While I dislike the idea of rampant abortions (who doesn't?) I just cannot support pro-life legislation. What if a woman is raped, or her life is endagered by the preganancy? I think she should have the choice to terminate. And of course, many pro-life politicians often say that rape, incest, etc. would be exceptions, but how could that be enforced? Only 10% of rapes are ever reported. And even if she did go to the police, with the backlog in the courts, by the time her case came to trial, it would be too late to get an abortion. And what if there just wasn't proof that a rape occurred? I just don't see how such legislation could be viable.

And even if rape, incest, or endangerment to the woman's health were not factors, I cannot in good conscience support a law that might result in desperate young girls sticking knitting needles up themselves and endangering their lives. I can't stand the thought of women getting back ally abortions and putting their lives at risk. Because ultimately, if a woman is determined to get an abortion, she'll get one - despite the law. And the results might be far more tragic than if she had had it done by medical professionals.

Ultimately, it's a question of compassion for me. I am not (and no one else is either) capable of understanding the desperation, fear and terror that would lead a woman to want an abortion. If a woman is so desperate enough as to want that, I don't want the law to stop her. I respect her knowledge of herself and what she can handle in her life. And if she knows she is not capable emotionally or physically to see that pregnancy through, I think the law and society need to respect that.

I also realize, however, that many women will abuse the opportunities to abort. And I understand that that is what most pro-lifers feel so strongly about. But rather than outlawing abortion, I think it would be better to educate more about birth control and teach women about options other than abortion.

So ultimately, I do believe life is precious. All life. Both the woman's life and the potential life of the unborn child. But if I had to pick the more important between the two, I would always pick the woman's.

Monday, September 05, 2005

Are the classics always timely?

(this mosaic is of Dionysus, the male god who - with his exoticism, passion, and dangerousness - was most closely associated with classical ideas of the feminine)

This week I start teaching Latin again. A year and a half ago, I resigned from my last Latin teaching position, thinking that I would probably never teach it again. I had come to question the relevance of learning this dead language. Sure, it's wonderful for preparing kids to ace the verbal section of the SAT, it's good background for doctors and lawyers, but is it really worth it? Isn't one huge point of learning a language to use it to cross cultural barriars, to communicate with people we consider "other"? Yet with Latin, one doesn't speak it or write it. One only translates.

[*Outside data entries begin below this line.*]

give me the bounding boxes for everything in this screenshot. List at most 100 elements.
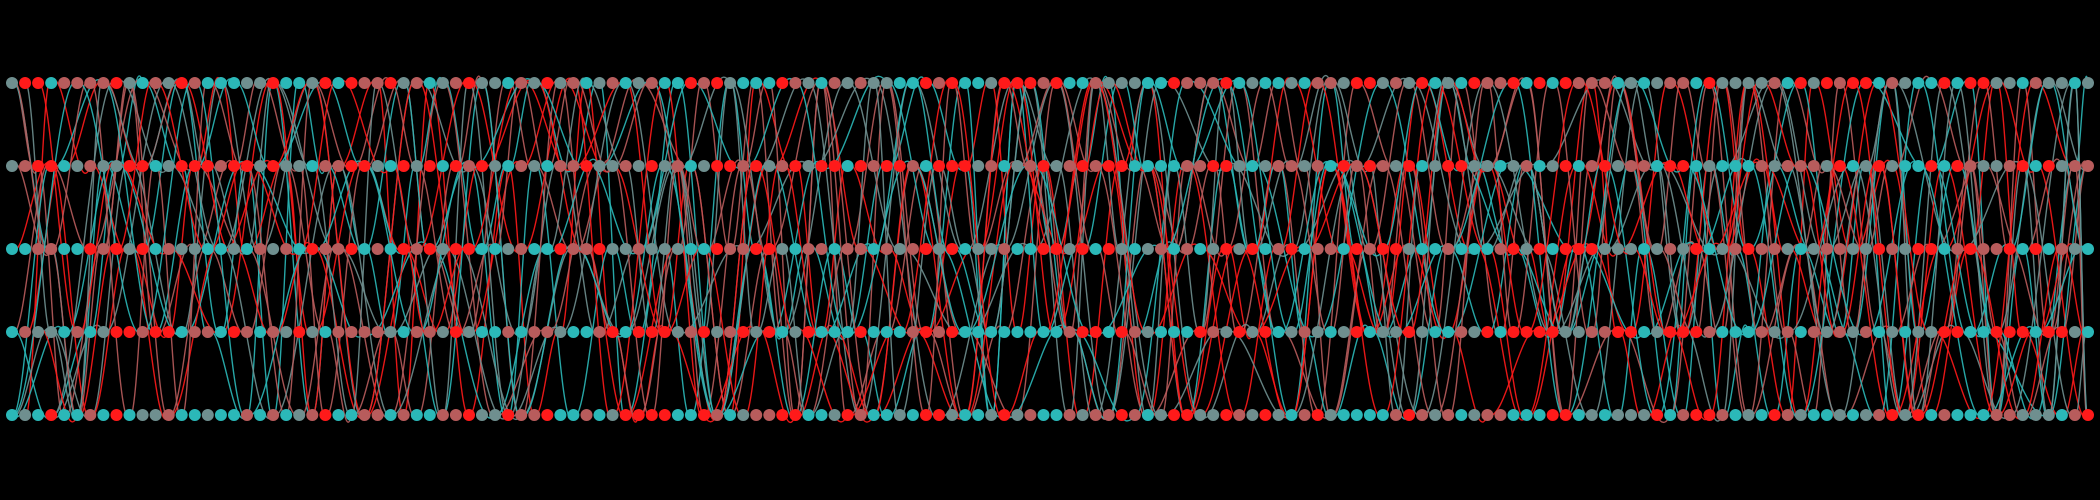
row-4-node — [658, 326, 671, 338]
row-2-node — [1155, 160, 1167, 172]
row-2-node — [1168, 160, 1180, 172]
row-3-node — [998, 243, 1011, 255]
row-1-node — [1233, 77, 1246, 89]
row-4-node — [933, 326, 945, 338]
row-4-node — [1938, 326, 1951, 338]
row-2-node — [1233, 160, 1246, 172]
row-1-node — [1390, 77, 1402, 89]
row-3-node — [1442, 243, 1455, 255]
row-5-node — [684, 409, 697, 421]
row-1-node — [1259, 77, 1272, 89]
row-2-node — [2003, 160, 2016, 172]
row-4-node — [1860, 326, 1872, 338]
row-1-node — [1481, 77, 1494, 89]
row-1-node — [136, 77, 149, 89]
row-2-node — [423, 160, 436, 172]
row-5-node — [254, 409, 267, 421]
row-5-node — [1938, 409, 1951, 421]
row-5-node — [867, 409, 880, 421]
row-4-node — [1533, 326, 1546, 338]
row-3-node — [946, 243, 959, 255]
row-4-node — [1833, 326, 1846, 338]
row-2-node — [1181, 160, 1194, 172]
row-2-node — [1964, 160, 1977, 172]
row-5-node — [1520, 409, 1533, 421]
row-4-node — [854, 326, 867, 338]
row-1-node — [998, 77, 1011, 89]
row-1-node — [32, 77, 45, 89]
row-2-node — [306, 160, 319, 172]
row-2-node — [463, 160, 475, 172]
row-4-node — [2082, 326, 2094, 338]
row-2-node — [1298, 160, 1311, 172]
row-4-node — [1416, 326, 1429, 338]
row-1-node — [149, 77, 162, 89]
row-3-node — [1390, 243, 1402, 255]
row-2-node — [645, 160, 658, 172]
row-5-node — [658, 409, 671, 421]
row-5-node — [698, 409, 710, 421]
row-4-node — [2016, 326, 2029, 338]
row-3-node — [71, 243, 84, 255]
row-5-node — [1638, 409, 1651, 421]
row-1-node — [1403, 77, 1416, 89]
row-2-node — [619, 160, 632, 172]
row-2-node — [1063, 160, 1076, 172]
row-1-node — [1912, 77, 1925, 89]
row-2-node — [1076, 160, 1089, 172]
row-5-node — [1063, 409, 1076, 421]
row-3-node — [110, 243, 123, 255]
node-layer — [6, 77, 2094, 421]
row-3-node — [541, 243, 554, 255]
row-1-node — [1886, 77, 1899, 89]
row-4-node — [1768, 326, 1781, 338]
row-2-node — [959, 160, 972, 172]
row-4-node — [6, 326, 18, 338]
row-2-node — [1716, 160, 1729, 172]
row-4-node — [1651, 326, 1664, 338]
row-1-node — [1546, 77, 1559, 89]
row-3-node — [1141, 243, 1154, 255]
row-2-node — [1977, 160, 1990, 172]
row-5-node — [123, 409, 136, 421]
row-4-node — [1977, 326, 1990, 338]
row-3-node — [332, 243, 345, 255]
row-1-node — [1755, 77, 1768, 89]
row-4-node — [841, 326, 854, 338]
row-5-node — [1912, 409, 1925, 421]
row-3-node — [449, 243, 462, 255]
row-3-node — [188, 243, 201, 255]
row-2-node — [750, 160, 763, 172]
row-1-node — [423, 77, 436, 89]
row-5-node — [397, 409, 410, 421]
row-2-node — [1873, 160, 1886, 172]
row-2-node — [149, 160, 162, 172]
row-1-node — [711, 77, 724, 89]
row-4-node — [737, 326, 750, 338]
row-1-node — [1507, 77, 1520, 89]
row-1-node — [1638, 77, 1651, 89]
row-3-node — [32, 243, 45, 255]
row-3-node — [1024, 243, 1037, 255]
row-2-node — [671, 160, 684, 172]
row-2-node — [19, 160, 32, 172]
row-1-node — [1833, 77, 1846, 89]
row-1-node — [241, 77, 253, 89]
row-3-node — [1285, 243, 1298, 255]
row-3-node — [293, 243, 306, 255]
row-3-node — [1272, 243, 1285, 255]
row-5-node — [149, 409, 162, 421]
row-5-node — [1181, 409, 1194, 421]
row-5-node — [880, 409, 893, 421]
row-2-node — [1507, 160, 1520, 172]
row-1-node — [1024, 77, 1037, 89]
row-2-node — [1572, 160, 1585, 172]
row-5-node — [1376, 409, 1389, 421]
row-1-node — [1716, 77, 1729, 89]
row-2-node — [776, 160, 789, 172]
row-3-node — [776, 243, 789, 255]
row-4-node — [1964, 326, 1977, 338]
row-3-node — [1468, 243, 1481, 255]
row-3-node — [645, 243, 658, 255]
row-4-node — [1076, 326, 1089, 338]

And as a feminist, it bothered me that every Roman author I taught was a male. Even the stories in the first couple years of Latin were all heavily male oriented. I questioned then, and still do question, teaching a cannon that privileges males so completely. Not that we have much choice- there are simply no female authored literary texts in classical Latin that survived (with the exception of a couple of poems.)

I often wonder whether teaching a curriculum that is male authored, male focused, and often centered on war and politics alienates the girls in my classes. I wonder whether it teaches them that males' ideas and interests are more important, more weighty than females'. I wonder if on the rare occassions women do appear in the texts, filtered through the gaze of the male author, I am implicitly teaching them to be the object, not the subject of their lives. And I wonder if my girls ever even stop to question why they almost never see themselves in these texts.